Dive Brief:
- Mentorships can be a great thing, but when they fail, the result is often frustrated participants and wasted resources, according to Chief Learning Officer. Judy Corner, director of mentoring at talent development software maker Insala, told CLO that in order to avoid a bad experience, employers need to have a clear process and methodology prior to rollout.
- To avoid that, Corner said CLOs should prioritize specific aspects of a formal mentoring program prior to implementation, including things as basic as identifying objectives and success measures, as well as determining key mentor qualities that will bring success.
- CLO offers four major hurdles to a successful mentoring program, including having on a "one-mentor only" policy, putting mentor choice into someone else's hands, doing "zero" check-ins and making the outcome about something other than development.
Dive Insight:
CLO's article also offers solutions. For example, multiple mentors might be required because no one person’s experiences can be everything to an employee that needs development. Try using a network of mentors, which can deliver a variety of valuable perspectives. The best person to identify a good mentor is the employee, because a mismatch between mentor and mentee is quite often the source of mentorship failure, Mimi Brent, global career development strategy leader at General Motors, told CLO.
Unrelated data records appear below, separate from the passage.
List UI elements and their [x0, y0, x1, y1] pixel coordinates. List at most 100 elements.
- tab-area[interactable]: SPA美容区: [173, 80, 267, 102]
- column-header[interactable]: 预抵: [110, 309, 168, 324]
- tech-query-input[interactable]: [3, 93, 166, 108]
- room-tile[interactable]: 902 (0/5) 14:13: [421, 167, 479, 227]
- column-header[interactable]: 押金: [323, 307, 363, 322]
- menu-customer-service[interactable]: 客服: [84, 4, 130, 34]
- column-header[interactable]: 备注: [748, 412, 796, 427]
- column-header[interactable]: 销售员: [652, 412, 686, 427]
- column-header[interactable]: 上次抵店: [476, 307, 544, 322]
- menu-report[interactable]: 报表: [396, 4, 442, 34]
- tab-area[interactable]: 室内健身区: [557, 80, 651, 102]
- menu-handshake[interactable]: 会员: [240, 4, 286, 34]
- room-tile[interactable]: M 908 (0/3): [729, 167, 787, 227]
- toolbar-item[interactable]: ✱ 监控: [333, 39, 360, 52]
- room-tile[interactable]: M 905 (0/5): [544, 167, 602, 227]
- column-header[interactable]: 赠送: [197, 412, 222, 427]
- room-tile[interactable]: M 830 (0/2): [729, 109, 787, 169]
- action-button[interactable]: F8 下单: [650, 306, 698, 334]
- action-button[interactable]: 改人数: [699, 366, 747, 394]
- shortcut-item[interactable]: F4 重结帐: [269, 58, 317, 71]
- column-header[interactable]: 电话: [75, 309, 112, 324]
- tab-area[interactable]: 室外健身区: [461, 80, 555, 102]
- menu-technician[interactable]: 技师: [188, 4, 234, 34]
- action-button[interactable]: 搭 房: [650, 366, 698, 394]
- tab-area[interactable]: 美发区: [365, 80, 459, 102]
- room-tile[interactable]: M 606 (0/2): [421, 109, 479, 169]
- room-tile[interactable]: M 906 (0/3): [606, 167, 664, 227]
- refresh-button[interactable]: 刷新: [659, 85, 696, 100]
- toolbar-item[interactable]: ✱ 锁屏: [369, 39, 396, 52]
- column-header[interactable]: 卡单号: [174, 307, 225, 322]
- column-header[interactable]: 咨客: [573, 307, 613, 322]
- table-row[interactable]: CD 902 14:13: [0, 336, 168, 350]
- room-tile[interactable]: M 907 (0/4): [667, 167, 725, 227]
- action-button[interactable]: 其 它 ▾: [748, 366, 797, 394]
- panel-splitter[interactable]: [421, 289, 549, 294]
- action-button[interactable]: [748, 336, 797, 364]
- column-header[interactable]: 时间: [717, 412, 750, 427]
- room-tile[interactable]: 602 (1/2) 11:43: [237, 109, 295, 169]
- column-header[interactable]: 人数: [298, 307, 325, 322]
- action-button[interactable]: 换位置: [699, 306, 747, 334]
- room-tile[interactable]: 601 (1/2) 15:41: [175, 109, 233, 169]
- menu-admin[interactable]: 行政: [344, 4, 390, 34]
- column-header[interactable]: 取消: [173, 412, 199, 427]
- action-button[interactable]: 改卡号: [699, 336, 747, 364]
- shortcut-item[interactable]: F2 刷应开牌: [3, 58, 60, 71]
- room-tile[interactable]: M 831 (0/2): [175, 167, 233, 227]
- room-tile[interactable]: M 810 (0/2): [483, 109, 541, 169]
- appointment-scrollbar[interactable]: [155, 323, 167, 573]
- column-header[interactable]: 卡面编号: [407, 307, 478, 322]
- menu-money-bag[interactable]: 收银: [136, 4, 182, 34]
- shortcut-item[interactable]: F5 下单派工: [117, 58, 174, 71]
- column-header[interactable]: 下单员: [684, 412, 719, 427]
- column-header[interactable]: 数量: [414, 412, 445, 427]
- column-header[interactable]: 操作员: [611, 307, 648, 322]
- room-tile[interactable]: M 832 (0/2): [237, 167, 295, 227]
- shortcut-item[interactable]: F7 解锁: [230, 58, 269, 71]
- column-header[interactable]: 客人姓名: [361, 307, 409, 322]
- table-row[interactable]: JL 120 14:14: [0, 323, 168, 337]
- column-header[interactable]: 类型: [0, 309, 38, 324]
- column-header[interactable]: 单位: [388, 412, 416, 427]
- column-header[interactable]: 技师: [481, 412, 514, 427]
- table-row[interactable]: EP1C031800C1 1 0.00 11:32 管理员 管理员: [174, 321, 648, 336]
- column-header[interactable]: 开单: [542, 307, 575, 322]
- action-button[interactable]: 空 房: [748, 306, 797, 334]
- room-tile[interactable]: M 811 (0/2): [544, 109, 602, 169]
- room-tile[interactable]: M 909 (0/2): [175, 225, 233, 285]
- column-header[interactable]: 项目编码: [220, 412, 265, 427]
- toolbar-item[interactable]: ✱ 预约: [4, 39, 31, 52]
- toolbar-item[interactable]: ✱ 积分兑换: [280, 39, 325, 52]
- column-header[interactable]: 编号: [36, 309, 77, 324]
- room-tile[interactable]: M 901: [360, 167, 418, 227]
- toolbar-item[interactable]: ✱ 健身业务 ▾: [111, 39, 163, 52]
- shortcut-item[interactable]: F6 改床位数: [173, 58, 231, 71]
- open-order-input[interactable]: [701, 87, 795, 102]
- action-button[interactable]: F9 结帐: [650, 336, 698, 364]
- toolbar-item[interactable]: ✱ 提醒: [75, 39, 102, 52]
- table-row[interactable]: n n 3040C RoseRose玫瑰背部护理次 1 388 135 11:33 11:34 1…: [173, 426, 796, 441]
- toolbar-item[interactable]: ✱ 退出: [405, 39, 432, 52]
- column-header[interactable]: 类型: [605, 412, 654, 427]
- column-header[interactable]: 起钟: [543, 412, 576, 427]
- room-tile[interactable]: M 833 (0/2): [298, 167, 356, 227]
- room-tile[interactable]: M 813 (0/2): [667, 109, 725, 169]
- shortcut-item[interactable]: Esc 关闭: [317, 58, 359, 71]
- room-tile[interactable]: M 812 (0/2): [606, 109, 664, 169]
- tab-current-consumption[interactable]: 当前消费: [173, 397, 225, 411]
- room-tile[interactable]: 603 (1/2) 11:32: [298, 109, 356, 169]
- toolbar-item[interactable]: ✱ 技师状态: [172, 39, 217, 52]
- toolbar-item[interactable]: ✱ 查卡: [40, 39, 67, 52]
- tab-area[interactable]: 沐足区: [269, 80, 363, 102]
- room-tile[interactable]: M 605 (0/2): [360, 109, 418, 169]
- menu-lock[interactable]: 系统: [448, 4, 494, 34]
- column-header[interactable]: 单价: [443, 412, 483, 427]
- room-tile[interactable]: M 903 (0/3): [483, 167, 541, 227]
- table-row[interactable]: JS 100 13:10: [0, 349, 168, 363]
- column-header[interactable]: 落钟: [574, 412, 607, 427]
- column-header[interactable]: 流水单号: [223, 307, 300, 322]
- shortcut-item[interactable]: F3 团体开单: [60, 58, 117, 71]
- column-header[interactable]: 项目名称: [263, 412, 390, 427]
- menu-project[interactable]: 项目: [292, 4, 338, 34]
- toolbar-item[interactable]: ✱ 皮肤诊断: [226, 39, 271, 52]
Corner told CLO that if a problem arises, it is best to fix it as quickly as possible. She thus recommends multiple check-ins, with the first occurring no later than eight weeks after the start of a new relationship.
Finally, it's critical that the mentorship is focused on the individual's overall development, Corner told CLO. Both parties should have a clear understanding of their roles within the partnership, meaning some training of mentors may be required.